Waukesha recall organizer disputes claim of forged signatures

Published on: 7/27/2010

Waukesha - A Waukesha man who helped organize a recall campaign against Ald. Peggy Bull defended himself Tuesday against her charges that his signature had been forged on some pages of a petition.

He also defended five signatures she'd challenged on the petition.

Bull on Thursday filed a challenge to the petitions, collected by Concerned Citizens of District 7 and signed by 474 people, 78 more than the number required to force a recall election.

Bull accompanied her challenge with a report by a handwriting expert that concluded seven of 20 petition pages submitted by recall organizer Frank Greuel had Greuel signatures on them written by somebody else. The analysis of one other page with his signature was inconclusive, said the expert, Bonnie L. Schwid.

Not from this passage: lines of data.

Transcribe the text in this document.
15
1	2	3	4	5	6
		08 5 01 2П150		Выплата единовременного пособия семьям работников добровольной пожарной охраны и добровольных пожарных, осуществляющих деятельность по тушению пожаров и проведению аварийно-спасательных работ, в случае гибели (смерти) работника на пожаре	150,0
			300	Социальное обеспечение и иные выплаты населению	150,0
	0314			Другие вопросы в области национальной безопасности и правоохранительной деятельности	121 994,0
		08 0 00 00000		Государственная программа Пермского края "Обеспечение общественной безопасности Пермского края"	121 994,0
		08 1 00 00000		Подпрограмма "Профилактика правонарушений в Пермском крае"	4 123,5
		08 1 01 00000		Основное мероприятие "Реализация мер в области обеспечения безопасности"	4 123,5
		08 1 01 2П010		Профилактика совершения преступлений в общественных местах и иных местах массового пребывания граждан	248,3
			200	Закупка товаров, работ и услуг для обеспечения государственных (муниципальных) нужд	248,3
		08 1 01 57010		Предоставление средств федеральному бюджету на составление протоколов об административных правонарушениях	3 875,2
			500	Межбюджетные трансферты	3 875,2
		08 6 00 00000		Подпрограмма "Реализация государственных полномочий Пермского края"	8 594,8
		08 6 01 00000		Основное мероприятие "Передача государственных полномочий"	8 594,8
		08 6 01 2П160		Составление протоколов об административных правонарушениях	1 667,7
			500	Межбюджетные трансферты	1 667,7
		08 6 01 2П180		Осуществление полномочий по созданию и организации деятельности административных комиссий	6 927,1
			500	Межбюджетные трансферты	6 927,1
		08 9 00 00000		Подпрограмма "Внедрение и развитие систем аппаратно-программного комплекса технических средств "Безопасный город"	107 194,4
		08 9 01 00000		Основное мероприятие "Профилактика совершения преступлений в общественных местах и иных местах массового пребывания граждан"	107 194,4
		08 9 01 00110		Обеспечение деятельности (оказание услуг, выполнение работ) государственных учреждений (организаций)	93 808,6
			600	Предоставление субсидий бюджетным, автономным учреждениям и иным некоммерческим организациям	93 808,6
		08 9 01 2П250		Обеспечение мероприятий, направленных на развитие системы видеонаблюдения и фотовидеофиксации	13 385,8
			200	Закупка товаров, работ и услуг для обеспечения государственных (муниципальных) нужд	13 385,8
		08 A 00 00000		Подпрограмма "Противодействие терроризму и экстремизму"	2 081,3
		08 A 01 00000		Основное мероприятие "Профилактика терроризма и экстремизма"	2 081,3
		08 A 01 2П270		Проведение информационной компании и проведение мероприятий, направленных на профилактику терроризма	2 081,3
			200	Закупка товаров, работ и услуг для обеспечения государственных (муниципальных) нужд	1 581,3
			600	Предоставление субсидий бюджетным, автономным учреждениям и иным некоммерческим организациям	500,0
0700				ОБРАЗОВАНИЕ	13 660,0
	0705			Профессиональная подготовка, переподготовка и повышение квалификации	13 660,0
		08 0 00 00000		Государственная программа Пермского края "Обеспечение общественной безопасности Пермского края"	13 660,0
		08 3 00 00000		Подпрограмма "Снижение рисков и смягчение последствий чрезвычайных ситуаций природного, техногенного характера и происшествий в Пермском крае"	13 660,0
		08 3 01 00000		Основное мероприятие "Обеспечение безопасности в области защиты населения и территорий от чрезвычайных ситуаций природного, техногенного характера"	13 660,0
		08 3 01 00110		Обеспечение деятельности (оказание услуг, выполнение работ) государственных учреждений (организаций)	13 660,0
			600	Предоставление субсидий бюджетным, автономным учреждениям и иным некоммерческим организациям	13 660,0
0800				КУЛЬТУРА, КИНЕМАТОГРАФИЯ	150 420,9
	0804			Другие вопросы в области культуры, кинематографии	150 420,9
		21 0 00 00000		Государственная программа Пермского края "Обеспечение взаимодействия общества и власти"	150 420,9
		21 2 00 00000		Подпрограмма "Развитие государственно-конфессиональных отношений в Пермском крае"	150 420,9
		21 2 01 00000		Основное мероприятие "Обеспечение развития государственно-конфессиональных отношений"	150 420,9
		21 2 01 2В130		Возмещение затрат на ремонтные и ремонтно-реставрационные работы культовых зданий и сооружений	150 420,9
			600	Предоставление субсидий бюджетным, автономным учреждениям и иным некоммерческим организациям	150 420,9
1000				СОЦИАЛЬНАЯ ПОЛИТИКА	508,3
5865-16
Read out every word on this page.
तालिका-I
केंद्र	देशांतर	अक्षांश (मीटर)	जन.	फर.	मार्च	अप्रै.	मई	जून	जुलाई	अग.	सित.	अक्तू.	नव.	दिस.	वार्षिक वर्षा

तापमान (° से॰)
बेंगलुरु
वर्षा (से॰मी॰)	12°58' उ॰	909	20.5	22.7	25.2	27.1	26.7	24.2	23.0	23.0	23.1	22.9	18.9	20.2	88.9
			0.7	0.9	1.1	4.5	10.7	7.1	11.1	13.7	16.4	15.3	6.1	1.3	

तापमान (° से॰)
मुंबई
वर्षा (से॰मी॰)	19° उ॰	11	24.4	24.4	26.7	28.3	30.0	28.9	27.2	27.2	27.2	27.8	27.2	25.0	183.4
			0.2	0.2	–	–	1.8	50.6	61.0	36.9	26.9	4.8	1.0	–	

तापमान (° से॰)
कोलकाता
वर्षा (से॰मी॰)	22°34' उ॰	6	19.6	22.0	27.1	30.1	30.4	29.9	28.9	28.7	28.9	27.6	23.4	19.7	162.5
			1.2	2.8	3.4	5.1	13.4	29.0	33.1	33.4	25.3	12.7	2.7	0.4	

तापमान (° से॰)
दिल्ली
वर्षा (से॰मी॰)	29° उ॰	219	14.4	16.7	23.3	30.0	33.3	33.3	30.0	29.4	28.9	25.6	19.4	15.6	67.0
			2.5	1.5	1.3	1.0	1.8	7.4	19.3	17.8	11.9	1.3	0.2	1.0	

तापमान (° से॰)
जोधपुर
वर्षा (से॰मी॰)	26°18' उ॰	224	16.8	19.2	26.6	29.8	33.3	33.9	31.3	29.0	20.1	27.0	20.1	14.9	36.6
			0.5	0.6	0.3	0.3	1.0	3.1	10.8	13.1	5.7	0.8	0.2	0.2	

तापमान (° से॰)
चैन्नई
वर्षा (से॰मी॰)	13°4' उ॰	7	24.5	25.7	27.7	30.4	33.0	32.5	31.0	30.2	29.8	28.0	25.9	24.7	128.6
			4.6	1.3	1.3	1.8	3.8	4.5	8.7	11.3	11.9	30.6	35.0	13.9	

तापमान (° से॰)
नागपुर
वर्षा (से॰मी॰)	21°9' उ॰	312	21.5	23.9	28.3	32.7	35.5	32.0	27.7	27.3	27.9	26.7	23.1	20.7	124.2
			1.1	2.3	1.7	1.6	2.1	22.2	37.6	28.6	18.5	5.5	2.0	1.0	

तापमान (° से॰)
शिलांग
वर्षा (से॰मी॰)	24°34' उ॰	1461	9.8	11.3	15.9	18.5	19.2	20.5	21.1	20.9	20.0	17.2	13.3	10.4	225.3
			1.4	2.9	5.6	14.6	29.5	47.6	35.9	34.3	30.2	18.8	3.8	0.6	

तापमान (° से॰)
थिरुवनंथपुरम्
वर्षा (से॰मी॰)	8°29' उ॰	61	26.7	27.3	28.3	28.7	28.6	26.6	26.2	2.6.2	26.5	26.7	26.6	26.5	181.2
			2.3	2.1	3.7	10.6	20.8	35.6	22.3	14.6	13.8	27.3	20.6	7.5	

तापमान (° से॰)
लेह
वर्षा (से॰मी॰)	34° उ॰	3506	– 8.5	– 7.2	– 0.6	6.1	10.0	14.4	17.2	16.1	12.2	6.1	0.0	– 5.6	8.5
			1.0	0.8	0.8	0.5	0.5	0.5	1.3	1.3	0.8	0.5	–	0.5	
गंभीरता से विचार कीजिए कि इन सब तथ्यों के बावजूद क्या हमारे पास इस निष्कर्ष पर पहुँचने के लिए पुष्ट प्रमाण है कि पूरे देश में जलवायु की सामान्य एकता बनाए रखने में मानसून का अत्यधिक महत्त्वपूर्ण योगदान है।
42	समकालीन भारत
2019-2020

In his response to Bull's challenge Tuesday, Greuel filed affidavits from himself and his wife, Janet Greuel, asserting that he did personally circulate and sign all of the petition pages where his name appears.

He also responded to Bull's challenges of five individual signatures on the petitions, saying for example that one signer didn't need to give his address, as Bull asserted, because he'd written 'same' under the address of another signer.

Bull now has two days to respond to Greuel's rebuttal, and the city clerk then has 14 days to determine whether the signatures are sufficient. Recall petition circulators can have a chance to correct some insufficiencies, according to state law.

In starting the recall, organizers Greuel and Wayne Dahnke cited as their reason: 'Alderwoman Bull is not adequately or appropriately representing the interest or view of her constituents.'

Behind the complaint are constituent objections to the placement of six sex offenders in a duplex in the district and the belief by some that Bull has not done enough to fight the placement, an allegation she rejects.